It’s important for you to know that you cannot speed up the grieving process. The losses you have experienced are very real, and your wounds will need time to fully heal.
Think of it in terms of an injury. Your brother has disobeyed and in the process cut you deeply. Hearing your screams, Daddy runs to you. Taking in the situation, He looks straight into the eyes of His son, His eyes filled with fire and tears at the same time.
“Son,” He says in His deep, authoritative voice. “Wait for me here until I come back. I need to take care of your sister. You have hurt her very badly.”
Turning His attention to you, Daddy cries, “Oh, my girl! You are bleeding!”

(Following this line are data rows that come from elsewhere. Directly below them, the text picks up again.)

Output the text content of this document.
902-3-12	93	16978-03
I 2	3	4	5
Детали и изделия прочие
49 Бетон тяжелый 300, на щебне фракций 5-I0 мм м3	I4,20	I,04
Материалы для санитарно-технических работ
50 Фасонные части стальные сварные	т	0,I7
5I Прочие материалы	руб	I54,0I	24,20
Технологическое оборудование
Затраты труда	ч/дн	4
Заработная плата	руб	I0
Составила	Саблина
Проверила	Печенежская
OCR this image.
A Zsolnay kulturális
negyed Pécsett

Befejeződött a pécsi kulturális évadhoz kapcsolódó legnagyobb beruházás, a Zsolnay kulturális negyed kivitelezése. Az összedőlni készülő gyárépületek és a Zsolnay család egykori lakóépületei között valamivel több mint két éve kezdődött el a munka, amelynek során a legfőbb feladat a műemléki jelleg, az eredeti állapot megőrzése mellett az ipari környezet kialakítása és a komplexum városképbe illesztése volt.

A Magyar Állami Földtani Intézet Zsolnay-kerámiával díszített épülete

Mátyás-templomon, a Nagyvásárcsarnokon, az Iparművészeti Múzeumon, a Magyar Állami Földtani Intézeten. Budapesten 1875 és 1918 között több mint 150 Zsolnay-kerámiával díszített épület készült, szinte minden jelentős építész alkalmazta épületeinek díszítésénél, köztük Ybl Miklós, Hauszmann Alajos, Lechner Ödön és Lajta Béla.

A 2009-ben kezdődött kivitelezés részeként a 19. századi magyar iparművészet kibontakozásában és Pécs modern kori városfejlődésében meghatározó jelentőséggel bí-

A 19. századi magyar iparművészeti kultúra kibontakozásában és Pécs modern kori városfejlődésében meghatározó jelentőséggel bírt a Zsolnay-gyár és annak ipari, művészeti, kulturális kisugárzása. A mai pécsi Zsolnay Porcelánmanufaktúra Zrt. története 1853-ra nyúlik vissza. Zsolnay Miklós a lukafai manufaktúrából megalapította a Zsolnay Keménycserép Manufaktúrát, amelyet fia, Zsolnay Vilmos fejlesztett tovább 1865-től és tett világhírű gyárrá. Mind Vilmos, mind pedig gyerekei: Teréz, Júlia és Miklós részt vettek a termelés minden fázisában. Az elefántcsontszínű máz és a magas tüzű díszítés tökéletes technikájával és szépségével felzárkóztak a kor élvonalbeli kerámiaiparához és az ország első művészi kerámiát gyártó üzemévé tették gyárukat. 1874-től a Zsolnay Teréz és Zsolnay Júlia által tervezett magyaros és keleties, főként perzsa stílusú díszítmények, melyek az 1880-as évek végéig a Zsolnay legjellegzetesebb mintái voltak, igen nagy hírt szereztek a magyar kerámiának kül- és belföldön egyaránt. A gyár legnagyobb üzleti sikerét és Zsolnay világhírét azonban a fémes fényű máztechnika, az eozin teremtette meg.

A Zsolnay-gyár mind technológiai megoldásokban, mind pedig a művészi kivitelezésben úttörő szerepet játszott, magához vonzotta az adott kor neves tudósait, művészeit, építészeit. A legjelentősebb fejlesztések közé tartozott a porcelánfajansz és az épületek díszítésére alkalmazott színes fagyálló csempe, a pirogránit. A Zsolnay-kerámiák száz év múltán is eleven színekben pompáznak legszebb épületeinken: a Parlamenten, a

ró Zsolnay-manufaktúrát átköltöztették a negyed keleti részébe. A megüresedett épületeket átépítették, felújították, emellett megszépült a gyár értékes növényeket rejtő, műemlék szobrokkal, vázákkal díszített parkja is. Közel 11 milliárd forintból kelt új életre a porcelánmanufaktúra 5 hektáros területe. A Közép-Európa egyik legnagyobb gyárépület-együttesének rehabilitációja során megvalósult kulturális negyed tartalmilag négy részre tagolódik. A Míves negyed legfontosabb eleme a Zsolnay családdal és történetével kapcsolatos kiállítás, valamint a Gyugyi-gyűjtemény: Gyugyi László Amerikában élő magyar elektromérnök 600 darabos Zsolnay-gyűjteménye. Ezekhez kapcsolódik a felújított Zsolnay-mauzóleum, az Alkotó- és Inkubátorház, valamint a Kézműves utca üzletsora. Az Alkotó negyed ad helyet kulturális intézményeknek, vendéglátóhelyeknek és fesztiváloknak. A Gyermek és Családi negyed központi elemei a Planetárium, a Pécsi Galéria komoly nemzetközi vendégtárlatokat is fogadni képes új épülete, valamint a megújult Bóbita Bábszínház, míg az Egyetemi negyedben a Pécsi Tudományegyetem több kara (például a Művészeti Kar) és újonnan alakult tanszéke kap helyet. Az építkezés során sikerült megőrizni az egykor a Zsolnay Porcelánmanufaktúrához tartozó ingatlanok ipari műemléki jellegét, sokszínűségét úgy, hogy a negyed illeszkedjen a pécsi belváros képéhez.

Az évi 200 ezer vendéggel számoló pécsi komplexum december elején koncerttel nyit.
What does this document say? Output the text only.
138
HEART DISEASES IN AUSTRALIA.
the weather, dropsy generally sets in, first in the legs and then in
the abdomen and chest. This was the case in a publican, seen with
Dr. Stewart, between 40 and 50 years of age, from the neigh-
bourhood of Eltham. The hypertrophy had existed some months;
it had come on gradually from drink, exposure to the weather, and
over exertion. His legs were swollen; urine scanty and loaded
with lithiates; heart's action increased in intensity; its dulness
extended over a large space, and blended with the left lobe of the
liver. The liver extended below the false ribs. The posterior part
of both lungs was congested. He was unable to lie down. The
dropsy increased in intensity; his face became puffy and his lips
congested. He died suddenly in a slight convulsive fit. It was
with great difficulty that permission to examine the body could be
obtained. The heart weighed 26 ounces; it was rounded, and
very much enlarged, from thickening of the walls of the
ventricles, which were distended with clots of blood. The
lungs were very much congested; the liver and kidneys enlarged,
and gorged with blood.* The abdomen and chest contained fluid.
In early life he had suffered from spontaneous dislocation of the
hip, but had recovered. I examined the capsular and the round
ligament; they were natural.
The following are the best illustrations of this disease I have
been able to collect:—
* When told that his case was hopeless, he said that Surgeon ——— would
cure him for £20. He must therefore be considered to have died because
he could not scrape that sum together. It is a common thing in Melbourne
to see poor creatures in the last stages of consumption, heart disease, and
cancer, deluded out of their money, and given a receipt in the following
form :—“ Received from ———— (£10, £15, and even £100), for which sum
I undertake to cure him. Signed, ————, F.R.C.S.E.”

He picks you up in His strong arms and carries you to a safe place. Very gently He explains, “Honey, I have to clean this wound out, and it is really going to hurt. I’m sorry, but if I don’t clean it out your wound won’t heal, and you will get very sick. Do you trust me?”
Your child’s heart wants to trust, wants to believe that Daddy has your best interest at heart, but when the first little bit of antiseptic hits the wound, the pain cannot be denied. “Daddy!” you scream, “It hurts!”
“I know, Sweetie. I wish I could make the pain go away.” And as tears drip down His face, He carefully but firmly cleans out the wound and bandages it.
“Daddy, hold me,” you cry as the tears subside and your sobs turn to shuddered sighs.
“I’m sorry, my love. I’m so sorry.” And as He rocks you, He begins to sing over you and you fall asleep in His arms.”